A major problem associated with the use of anti-bacterial drugs is that resistant strains are able to propagate and spread where there is non-compliance with infection prevention and control measures. For example, when microbial drugs unleash a lethal attack on the body’s trillions of bacteria, some bacteria still survive.
The bacteria, that is sensitive to anti-microbial agents, can become resistant by acquiring DNA with genetic coding for resistance. Bacteria sensitive to an antimicrobial can “mate” with bacteria containing resistance genes, or they can acquire these resistance genes by transduction. Some bacteria may acquire multiple resistance genes simultaneously and become resistant to several antibiotics. One of the major problems associated with the transfer of resistance genes is that they can be transferred not only among similar but also to quite different bacteria by horizontal gene transfer (HGT). In the never-ending arms race our first mistake has been the failure to respect our opponent or even to recognize the landscape of the battlefields.

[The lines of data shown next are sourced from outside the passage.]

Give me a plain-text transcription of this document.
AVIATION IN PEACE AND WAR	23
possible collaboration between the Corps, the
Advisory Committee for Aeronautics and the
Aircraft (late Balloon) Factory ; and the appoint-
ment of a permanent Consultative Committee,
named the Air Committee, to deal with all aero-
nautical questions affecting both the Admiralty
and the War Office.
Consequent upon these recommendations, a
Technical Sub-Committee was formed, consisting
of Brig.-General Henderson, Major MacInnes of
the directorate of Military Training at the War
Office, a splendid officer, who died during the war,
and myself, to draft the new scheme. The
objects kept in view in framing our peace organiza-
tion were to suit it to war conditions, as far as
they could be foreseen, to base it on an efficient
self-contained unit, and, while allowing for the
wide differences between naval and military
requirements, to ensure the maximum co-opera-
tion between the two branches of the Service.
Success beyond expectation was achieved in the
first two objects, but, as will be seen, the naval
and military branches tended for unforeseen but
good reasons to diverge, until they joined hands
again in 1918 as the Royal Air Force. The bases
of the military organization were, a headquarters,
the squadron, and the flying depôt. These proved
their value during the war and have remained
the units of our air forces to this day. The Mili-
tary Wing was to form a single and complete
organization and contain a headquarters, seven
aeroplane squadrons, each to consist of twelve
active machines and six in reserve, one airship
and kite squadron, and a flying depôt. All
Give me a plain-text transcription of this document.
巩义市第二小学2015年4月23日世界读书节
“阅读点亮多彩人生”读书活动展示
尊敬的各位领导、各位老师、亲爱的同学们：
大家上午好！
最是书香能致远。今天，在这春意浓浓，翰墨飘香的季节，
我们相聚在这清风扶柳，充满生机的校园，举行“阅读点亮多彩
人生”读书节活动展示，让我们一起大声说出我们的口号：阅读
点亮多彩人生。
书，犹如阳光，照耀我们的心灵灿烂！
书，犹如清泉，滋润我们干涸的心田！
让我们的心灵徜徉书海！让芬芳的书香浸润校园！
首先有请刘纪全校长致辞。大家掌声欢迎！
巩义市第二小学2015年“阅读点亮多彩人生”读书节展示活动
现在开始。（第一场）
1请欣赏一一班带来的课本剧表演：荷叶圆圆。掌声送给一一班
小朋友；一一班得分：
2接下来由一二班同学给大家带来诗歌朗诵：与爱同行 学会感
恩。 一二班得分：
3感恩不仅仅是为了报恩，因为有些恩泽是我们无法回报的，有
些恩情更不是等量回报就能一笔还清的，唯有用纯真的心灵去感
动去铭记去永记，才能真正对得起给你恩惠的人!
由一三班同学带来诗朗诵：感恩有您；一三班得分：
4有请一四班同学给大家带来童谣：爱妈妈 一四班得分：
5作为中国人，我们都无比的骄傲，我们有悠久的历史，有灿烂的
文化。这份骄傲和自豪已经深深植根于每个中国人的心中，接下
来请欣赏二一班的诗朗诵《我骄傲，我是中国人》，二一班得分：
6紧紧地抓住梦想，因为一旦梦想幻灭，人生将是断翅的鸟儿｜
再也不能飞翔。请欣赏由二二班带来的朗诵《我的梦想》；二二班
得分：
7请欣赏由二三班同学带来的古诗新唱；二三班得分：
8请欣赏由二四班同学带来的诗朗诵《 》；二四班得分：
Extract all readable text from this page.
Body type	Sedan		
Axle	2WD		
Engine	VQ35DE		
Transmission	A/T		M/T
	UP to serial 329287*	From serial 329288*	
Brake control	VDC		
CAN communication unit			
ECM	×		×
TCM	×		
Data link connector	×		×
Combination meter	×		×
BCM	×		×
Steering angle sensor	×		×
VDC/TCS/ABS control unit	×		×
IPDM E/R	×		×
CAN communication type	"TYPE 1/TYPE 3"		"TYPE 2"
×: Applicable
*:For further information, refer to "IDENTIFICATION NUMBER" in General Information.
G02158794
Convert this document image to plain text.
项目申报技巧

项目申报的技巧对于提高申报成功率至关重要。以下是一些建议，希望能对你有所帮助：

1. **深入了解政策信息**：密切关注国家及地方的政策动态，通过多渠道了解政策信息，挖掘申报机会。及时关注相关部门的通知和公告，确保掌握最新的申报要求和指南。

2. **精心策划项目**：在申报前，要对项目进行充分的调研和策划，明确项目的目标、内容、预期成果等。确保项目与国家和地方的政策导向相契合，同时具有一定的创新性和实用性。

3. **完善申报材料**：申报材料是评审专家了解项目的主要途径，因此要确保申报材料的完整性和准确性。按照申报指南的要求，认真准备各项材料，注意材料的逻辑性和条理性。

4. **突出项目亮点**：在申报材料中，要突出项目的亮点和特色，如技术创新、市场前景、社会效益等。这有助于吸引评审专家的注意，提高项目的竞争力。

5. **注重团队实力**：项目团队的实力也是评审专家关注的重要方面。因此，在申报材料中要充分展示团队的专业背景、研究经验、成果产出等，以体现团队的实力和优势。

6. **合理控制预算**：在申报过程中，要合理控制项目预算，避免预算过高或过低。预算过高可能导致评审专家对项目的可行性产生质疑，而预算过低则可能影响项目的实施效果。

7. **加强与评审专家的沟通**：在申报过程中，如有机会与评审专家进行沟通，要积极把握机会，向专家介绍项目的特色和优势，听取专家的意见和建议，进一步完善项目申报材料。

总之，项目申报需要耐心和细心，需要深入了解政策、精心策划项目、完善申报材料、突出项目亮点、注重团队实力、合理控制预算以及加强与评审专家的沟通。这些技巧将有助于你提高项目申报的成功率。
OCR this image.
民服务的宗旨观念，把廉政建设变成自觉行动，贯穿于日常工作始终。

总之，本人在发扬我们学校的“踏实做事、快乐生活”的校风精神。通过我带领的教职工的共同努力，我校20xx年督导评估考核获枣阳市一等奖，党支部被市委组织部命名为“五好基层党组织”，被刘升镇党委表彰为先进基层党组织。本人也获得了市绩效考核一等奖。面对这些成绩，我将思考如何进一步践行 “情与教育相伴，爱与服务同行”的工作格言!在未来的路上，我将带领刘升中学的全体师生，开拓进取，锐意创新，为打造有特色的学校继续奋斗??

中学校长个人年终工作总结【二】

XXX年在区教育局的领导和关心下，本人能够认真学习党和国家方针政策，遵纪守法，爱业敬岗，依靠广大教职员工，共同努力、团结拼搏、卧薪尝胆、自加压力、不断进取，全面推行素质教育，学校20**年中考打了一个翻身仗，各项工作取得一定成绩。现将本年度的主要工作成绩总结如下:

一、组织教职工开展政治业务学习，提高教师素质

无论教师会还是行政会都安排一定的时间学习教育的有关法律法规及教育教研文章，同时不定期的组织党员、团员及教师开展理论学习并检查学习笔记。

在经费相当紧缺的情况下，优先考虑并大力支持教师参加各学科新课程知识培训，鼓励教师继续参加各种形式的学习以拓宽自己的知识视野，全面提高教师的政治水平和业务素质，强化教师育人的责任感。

We are speeding up the process of AMR dramatically by using inappropriate and irrational doses of drugs. Doses prescribed by physicians are often self-adjusted or stopped midway by patients. There are several instances of such misuse of antibiotics. Cough and cold infections are caused by viruses, yet antibiotics are used as the prime line of treatment. Even pharmacists prescribe antibiotics on their own without being qualified to do so.
Researchers of the Centre for Science and Environment (CSE) examined 13 studies conducted by various government and private hospitals across the country between 2002 and 2013. The result was startling.
Resistance was very high against ciprofloxacin, doxycycline, tetracycline, most commonly used antibiotics. In certain studies reviewed by CSE, pseudomonas enterobacter, escherichia coli and klebsiella were found to be resistant to ciprofloxacin.
Moreover, replying to a question in Parliament in 2014, the Union Health Minister said that the number of MDR-TB cases in the country has increased five times to 23,325 between 2011 and 2013.
Almost one-third of all MDR-TB cases are resistant to fluoroquinolone, which forms the backbone of MDR-TB treatment. Even about 50 per cent of the antibiotics used in US hospitals are unnecessary.